I watched the re-made version of The Lion King recently, and as I watched it, it struck me how much Simba’s story is all of our story. We might not experience it in such an obvious way – there might be no Scar framing us and then passing the blame, but so often we end up carrying responsibility for something that has happened to us that isn’t ours to carry.

Often we carry the responsibility of others and live as if we have caused things to happen. We take responsibility for parents who don’t take responsibility for their own behaviour, or take responsibility for abuse that wasn’t our fault. We take responsibility for a work project even when it was a group effort, or we take responsibility for a relationship and believe that it is struggling because there is something wrong with us.

In the film Simba says “I did something terrible. I don’t want to talk about it.” And this is the voice of shame. Shame says I am bad. I can’t be forgiven. I’m not OK. Shame pushes others away because it believes that if other people knew what you were really like then they wouldn’t want to be around you. Shame keeps secrets. Shame desperately hides the truth from others because it doesn’t believe that others can accept in us the very thing we can’t accept in ourselves.
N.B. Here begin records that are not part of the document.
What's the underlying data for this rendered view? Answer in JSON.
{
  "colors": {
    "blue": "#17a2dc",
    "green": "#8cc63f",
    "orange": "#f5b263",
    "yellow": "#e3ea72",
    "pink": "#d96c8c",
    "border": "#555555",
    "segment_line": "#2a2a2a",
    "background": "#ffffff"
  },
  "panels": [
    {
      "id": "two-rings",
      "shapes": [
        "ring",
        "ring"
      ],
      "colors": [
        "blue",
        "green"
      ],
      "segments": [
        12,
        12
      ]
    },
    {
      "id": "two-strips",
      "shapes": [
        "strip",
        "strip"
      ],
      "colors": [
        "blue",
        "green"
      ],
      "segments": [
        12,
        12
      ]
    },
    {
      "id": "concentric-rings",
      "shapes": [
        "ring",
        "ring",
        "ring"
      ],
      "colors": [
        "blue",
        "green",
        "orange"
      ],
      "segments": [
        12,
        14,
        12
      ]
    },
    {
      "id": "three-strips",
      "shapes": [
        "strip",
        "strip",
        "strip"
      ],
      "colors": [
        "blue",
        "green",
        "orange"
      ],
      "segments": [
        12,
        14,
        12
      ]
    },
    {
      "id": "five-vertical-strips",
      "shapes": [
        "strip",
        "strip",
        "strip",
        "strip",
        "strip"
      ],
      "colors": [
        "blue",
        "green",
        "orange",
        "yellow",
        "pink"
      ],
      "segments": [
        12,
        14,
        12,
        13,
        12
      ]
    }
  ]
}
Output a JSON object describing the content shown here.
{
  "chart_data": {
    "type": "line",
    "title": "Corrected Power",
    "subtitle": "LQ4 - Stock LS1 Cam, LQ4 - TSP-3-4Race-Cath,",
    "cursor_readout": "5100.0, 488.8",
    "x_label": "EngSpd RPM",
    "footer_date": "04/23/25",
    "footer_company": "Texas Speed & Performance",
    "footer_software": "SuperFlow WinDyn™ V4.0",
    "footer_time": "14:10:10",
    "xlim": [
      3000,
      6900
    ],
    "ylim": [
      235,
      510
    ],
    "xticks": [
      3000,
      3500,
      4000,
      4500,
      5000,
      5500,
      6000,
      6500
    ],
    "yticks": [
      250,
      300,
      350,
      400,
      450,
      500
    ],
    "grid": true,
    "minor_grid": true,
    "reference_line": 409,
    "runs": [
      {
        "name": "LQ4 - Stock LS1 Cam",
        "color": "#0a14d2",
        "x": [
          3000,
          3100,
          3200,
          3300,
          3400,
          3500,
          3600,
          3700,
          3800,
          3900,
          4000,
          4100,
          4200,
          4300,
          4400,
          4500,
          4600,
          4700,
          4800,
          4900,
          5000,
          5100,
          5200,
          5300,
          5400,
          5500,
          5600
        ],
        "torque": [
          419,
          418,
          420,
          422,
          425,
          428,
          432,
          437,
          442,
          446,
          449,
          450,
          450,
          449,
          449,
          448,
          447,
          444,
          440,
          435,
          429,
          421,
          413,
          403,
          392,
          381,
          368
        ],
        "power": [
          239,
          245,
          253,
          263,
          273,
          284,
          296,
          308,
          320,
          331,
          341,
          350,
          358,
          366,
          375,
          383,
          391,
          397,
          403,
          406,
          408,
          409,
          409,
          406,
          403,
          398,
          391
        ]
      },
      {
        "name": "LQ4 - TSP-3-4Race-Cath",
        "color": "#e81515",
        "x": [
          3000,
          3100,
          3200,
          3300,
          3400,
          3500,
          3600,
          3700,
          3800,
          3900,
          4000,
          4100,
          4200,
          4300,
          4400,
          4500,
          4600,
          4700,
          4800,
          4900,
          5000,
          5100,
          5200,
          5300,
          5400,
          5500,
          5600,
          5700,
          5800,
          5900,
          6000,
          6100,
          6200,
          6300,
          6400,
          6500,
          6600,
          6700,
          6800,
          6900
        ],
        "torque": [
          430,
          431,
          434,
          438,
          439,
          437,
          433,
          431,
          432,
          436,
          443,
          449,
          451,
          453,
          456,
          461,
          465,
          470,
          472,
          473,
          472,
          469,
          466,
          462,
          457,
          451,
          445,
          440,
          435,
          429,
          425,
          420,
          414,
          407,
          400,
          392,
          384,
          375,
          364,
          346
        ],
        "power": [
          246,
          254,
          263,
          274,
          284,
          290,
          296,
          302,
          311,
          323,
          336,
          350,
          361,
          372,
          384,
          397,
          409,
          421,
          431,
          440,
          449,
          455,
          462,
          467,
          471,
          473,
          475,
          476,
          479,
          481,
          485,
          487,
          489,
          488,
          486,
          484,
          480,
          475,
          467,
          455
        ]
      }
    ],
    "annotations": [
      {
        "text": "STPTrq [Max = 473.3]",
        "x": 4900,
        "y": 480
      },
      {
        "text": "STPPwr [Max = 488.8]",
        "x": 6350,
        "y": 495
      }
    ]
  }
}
Shame is trying to protect us, but it hurts us in the process.

Shame tells us we are bad, rotten to the core. If people really knew what we’re like on the inside they’d reject us. I haven’t just done something bad. I am bad. In the film Simba worries that if Nala knew the truth about his past she’d turn away from him. He believes that “nobody needs me”. This is the story that shame tells us. We’re bad, we’re unworthy, no one needs us.

Shame kept you alive – you can’t afford to hate the people who hurt you, or failed to love you, so you had to hate yourself. When your needs weren’t met, you concluded that you were wrong to have needs instead. Your shame prevented an uprising. Carolyn Spring.

Shame grows in the darkness. The more you disconnect and hide, the more it confirms the story that shame is telling you. When Simba ran away, nothing challenged his story that he had caused his dad to die. No one knew the truth. It was only when he heard “I know who I am, but who are you?” that he risked going back to where he came from. He risked finding the truth, and in his case, the truth set him free from the lies shame (and Scar) had told him.

The antidotes for shame are compassion and empathy – being heard, seen and known. Telling our struggle to someone else and experiencing their listening, their understanding, their acceptance and their empathy transforms shame and makes it dissipate. It can feel incredibly scary to brave telling someone else about your inner world. What will they think of me? Will they reject me if they really knew?

I know who I am. But who are you?
Are you ready to be set free from shame?